Immersion at 40°C (104°F), which is a common hot tub temperature, produces a rectal (core) temperature rise which equates to approximately 0.1°F/min of immersion


This is not a problem in the neurologically intact human, as somatic awareness warns when core temperature rises much beyond a degree centigrade or even less. But when alcohol or other drugs alter awareness, there is a serious risk of hyperthermia in a relatively brief period. There is also a risk when the metabolic ability of the tissues to respond is impaired, such as in vascular insufficiency.

Pregnancy creates a special problem, as small rises of core temperature (1.5°C) have been noted to alter the growth of fetal neuronal tissue, although in the study quoted, the temperature increases were the result of infectious processes, which may not be entirely relevant to short-term warm water immersion [179].

There have been no reports of fetal abnormalities associated with short low-level increases in core temperature lower than 38.9°C [180]. In general, pregnant women are quite sensitive to core temperature elevations, and usually depart the hot tub well before core temperature increases are near teratogenic levels [180].

McMurray et al have demonstrated the safe maintenance of core temperature during pregnancy when performing aquatic exercise in 30°C water [181-184].

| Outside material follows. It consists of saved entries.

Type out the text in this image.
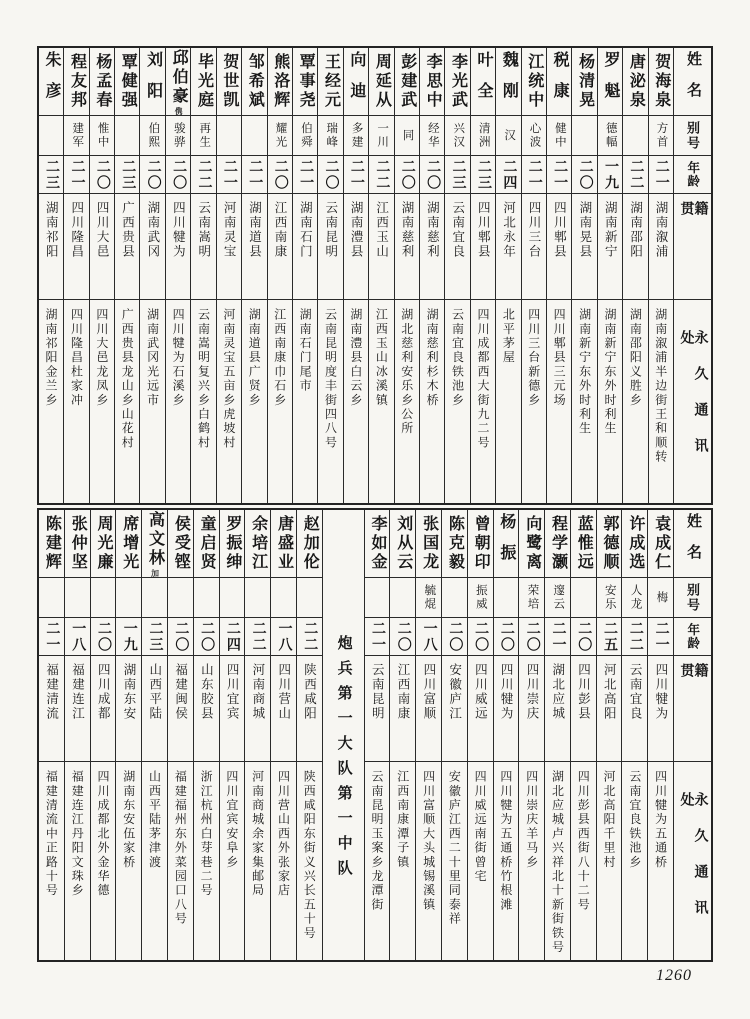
姓名
别号
年龄
籍贯
永久通讯处
贺海泉
方首
二一
湖南溆浦
湖南溆浦半边街王和顺转
唐泌泉
二二
湖南邵阳
湖南邵阳义胜乡
罗魁
德幅
一九
湖南新宁
湖南新宁东外时利生
杨清晃
二〇
湖南晃县
湖南新宁东外时利生
税康
健中
二一
四川郫县
四川郫县三元场
江统中
心波
二一
四川三台
四川三台新德乡
魏刚
汉
二四
河北永年
北平茅屋
叶全
清洲
二三
四川郫县
四川成都西大街九二号
李光武
兴汉
二三
云南宜良
云南宜良铁池乡
李思中
经华
二〇
湖南慈利
湖南慈利杉木桥
彭建武
同
二〇
湖南慈利
湖北慈利安乐乡公所
周延从
一川
二二
江西玉山
江西玉山冰溪镇
向迪
多建
二一
湖南澧县
湖南澧县白云乡
王经元
瑞峰
二〇
云南昆明
云南昆明度丰街四八号
覃事尧
伯舜
二一
湖南石门
湖南石门尾市
熊洛辉
耀光
二〇
江西南康
江西南康巾石乡
邹希斌
二一
湖南道县
湖南道县广贤乡
贺世凯
二一
河南灵宝
河南灵宝五亩乡虎坡村
毕光庭
再生
二二
云南嵩明
云南嵩明复兴乡白鹤村
邱伯豪㑺
骏骅
二〇
四川犍为
四川犍为石溪乡
刘阳
伯熙
二〇
湖南武冈
湖南武冈光远市
覃健强
二三
广西贵县
广西贵县龙山乡山花村
杨孟春
惟中
二〇
四川大邑
四川大邑龙凤乡
程友邦
建军
二一
四川隆昌
四川隆昌杜家冲
朱彦
二三
湖南祁阳
湖南祁阳金兰乡
姓名
别号
年龄
籍贯
永久通讯处
袁成仁
梅
二一
四川犍为
四川犍为五通桥
许成选
人龙
二二
云南宜良
云南宜良铁池乡
郭德顺
安乐
二五
河北高阳
河北高阳千里村
蓝惟远
二〇
四川彭县
四川彭县西街八十二号
程学灏
邃云
二一
湖北应城
湖北应城卢兴祥北十新街铁号
向鹭离
荣培
二〇
四川崇庆
四川崇庆羊马乡
杨振
二〇
四川犍为
四川犍为五通桥竹根滩
曾朝印
振威
二〇
四川威远
四川威远南街曾宅
陈克毅
二〇
安徽庐江
安徽庐江西二十里同泰祥
张国龙
毓焜
一八
四川富顺
四川富顺大头城锡溪镇
刘从云
二〇
江西南康
江西南康潭子镇
李如金
二一
云南昆明
云南昆明玉案乡龙潭街
炮兵第一大队第一中队
赵加伦
二二
陕西咸阳
陕西咸阳东街义兴长五十号
唐盛业
一八
四川营山
四川营山西外张家店
余培江
二二
河南商城
河南商城余家集邮局
罗振绅
二四
四川宜宾
四川宜宾安阜乡
童启贤
二〇
山东胶县
浙江杭州白芽巷二号
侯受铿
二〇
福建闽侯
福建福州东外菜园口八号
高文林加
二三
山西平陆
山西平陆茅津渡
席增光
一九
湖南东安
湖南东安伍家桥
周光廉
二〇
四川成都
四川成都北外金华德
张仲坚
一八
福建连江
福建连江丹阳文珠乡
陈建辉
二一
福建清流
福建清流中正路十号
1260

A prudent guideline might be to limit hot tub immersion in 40°C tubs to periods of less than 15 minutes for pregnant women. Aquatic exercise at conventional pool temperatures has been shown to be safe during all trimesters of pregnancy, and facilitate aerobic conditioning, while reducing joint loading [185]. Aquatic exercise at conventional temperatures has also been shown to improve amniotic fluid production, which may be a useful side effect [186].

Typical prenatal programs should include cool to neutral temperature pool aerobic exercise at chest or deeper depth, along with spinal stabilization drills.